Немедленно по получении страшной информации из Москвы полк прекратил свое существование как боевая единица и переквалифицировался в ремонтное управление. На плацу целыми днями подновляли разметку и красили бордюры, в казармах отдраивались такие медвежьи углы, в которые ни до, ни после того не ступала нога человека. Я неделю напролет белил потолок. В последний день перед прилетом министра всё в полку посходило с ума — майоры собственноручно отдраивали двери, а командир полка носился по гарнизону, как муха по каптерке. Рядового, замеченного в перекуре, могли запросто пристрелить на месте.

 

Но главное было — борьба с осенью. Плац подметали дважды в день, но через час после очередной расчистки он был снова завален палой листвой. Так продолжалось до последнего дня, а наутро, выйдя из казармы после очередного недосыпа, я увидел: на осине сидел маленький якут и обрывал с осины листву. На якуте была шинель и шапка с красной звездой. На соседних осинах сидели другие якуты.
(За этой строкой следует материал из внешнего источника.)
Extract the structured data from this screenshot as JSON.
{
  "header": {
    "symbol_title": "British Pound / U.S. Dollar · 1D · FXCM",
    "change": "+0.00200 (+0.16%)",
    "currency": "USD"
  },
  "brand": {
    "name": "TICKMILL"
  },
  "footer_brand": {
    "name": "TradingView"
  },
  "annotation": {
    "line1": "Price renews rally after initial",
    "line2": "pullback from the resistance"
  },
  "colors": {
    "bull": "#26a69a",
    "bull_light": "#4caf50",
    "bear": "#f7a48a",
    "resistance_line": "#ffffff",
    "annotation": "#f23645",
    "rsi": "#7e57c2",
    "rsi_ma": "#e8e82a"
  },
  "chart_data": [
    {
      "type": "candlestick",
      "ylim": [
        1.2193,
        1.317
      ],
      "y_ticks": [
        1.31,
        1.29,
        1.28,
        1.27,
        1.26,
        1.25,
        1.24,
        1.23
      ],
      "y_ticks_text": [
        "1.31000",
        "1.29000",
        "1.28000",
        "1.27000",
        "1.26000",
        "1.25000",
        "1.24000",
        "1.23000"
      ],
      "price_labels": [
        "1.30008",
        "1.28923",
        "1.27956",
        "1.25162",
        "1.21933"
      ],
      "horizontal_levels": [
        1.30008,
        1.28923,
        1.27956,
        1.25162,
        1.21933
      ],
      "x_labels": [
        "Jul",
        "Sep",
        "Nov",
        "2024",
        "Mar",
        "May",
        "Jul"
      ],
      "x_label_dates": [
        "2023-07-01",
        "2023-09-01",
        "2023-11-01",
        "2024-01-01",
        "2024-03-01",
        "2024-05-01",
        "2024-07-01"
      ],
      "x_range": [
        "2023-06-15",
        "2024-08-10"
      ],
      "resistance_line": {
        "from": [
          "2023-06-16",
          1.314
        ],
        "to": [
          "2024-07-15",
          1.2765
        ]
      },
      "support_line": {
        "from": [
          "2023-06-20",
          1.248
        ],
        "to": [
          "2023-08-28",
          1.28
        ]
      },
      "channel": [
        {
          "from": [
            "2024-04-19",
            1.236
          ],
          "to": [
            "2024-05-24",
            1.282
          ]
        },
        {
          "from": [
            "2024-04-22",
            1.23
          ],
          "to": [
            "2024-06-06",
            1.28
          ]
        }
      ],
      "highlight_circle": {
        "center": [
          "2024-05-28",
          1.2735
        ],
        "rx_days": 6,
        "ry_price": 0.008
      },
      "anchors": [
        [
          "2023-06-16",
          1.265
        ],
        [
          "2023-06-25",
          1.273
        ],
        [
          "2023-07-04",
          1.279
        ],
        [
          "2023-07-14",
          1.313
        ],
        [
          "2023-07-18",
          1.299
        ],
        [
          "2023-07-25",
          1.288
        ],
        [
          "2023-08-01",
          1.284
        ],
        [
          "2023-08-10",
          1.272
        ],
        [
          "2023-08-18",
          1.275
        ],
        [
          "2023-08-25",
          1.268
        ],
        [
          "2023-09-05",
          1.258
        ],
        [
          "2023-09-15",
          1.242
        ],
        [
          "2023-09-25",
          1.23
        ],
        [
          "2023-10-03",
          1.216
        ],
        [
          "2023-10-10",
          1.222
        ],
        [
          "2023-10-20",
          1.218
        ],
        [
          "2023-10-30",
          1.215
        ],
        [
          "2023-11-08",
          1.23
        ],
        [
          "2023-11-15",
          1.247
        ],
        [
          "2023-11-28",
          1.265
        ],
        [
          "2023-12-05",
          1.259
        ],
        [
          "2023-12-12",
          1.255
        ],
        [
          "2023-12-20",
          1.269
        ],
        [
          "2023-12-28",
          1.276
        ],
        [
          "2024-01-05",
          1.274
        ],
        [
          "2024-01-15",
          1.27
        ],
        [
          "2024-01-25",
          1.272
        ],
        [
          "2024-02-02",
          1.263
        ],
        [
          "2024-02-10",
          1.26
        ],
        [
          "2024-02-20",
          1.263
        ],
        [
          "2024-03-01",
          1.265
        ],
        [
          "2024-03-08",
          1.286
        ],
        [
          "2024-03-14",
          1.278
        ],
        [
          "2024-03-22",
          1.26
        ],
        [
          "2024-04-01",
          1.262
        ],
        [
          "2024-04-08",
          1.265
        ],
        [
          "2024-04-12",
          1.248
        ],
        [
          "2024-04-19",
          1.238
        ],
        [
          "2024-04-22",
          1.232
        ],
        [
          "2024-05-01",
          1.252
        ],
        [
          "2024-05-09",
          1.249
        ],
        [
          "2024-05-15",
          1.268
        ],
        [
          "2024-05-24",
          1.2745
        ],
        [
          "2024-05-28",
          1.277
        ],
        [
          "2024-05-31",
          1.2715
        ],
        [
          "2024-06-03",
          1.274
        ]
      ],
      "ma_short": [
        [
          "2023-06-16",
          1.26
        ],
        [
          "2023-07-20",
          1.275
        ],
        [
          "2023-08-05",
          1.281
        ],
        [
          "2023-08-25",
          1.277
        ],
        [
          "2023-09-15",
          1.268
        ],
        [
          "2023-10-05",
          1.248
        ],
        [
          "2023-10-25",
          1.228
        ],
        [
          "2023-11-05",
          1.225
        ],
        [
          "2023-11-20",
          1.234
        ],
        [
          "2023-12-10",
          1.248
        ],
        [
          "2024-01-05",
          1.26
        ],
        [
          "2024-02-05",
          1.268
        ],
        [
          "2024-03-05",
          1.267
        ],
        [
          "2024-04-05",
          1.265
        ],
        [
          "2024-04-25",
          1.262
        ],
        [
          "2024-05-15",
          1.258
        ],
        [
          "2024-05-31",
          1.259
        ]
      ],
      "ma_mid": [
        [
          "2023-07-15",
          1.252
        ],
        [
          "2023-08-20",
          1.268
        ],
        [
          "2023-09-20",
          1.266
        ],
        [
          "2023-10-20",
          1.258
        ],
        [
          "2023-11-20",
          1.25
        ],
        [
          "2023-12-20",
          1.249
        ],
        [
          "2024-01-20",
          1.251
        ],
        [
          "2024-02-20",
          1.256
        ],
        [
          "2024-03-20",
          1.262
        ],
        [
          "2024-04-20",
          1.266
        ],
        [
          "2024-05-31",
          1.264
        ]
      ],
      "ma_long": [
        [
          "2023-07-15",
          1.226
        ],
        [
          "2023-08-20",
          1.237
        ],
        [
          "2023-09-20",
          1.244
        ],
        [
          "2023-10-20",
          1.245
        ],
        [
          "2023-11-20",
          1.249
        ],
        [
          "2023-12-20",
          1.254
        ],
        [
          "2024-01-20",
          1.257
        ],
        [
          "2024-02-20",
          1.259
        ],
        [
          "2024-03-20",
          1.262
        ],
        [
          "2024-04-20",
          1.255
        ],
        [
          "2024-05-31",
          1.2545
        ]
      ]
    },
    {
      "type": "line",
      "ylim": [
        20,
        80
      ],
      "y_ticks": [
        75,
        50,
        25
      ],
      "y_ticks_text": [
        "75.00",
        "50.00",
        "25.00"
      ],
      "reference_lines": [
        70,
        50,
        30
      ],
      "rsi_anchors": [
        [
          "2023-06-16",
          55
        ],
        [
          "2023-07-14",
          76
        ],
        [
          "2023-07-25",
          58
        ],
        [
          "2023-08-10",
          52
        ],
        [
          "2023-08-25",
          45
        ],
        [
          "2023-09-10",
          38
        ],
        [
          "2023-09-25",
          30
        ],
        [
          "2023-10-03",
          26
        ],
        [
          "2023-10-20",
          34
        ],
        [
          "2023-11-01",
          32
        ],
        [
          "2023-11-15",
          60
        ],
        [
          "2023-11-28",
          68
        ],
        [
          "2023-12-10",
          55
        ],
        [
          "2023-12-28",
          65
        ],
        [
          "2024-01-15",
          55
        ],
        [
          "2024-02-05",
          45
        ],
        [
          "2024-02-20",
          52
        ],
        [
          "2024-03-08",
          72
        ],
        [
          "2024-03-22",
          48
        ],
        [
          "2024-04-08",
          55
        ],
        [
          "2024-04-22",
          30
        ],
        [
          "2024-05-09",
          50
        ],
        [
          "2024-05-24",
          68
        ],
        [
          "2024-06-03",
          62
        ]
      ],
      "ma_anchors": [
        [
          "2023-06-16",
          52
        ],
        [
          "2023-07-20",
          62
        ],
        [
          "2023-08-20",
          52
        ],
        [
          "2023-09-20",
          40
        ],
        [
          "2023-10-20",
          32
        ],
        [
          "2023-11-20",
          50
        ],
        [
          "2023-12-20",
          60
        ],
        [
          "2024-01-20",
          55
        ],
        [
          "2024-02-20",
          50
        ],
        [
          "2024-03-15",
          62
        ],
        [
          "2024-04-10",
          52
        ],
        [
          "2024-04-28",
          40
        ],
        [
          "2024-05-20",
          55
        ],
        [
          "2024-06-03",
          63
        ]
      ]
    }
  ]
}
Крыша моя накренилась и поехала.

 

Только через несколько секунд я вспомнил обстоятельства места и времени, включая то, что наша четвертая рота полностью укомплектована в Якутии. Но эти несколько секунд я прожил в вязком тумане личного сумасшествия.

 

А с другой стороны — ведь министру обороны не объяснишь, почему плац в листве. Маршал увидит расхождение между долженствующим и существующим — и огорчится. А когда маршалы огорчаются, полковники летят в теплые страны.

 

— Осень, товарищ маршал!

 

Это довод для гражданского ума, не вкусившего нормативной эстетики Устава, — а маршал запросто решит, что над ним издеваются. В армии не существует демисезонной формы одежды! Деревья должны либо дружно зеленеть, либо молча стоять голыми. А плац должен быть чист. А личный состав смотреть программу «Время». Даже если телевизор, по случаю чемпионата мира по хоккею, унесен из роты в штаб.

 

— Рота, рассесться перед телевизором в колонну по шесть!

 

— Так нет же телевизора, товарищ прапорщик!

 

— Что по расписанию?

 

— Просмотр программы «Время»…

 

— Рассесться в колонну по шесть!

 

Сидим в колонну по шесть, смотрим на полку со штепселем. Ровно полчаса, пока в соседних казармах не кончится программа «Время». Привет от Кафки.

 

А Устинов в наш полк так и не приехал.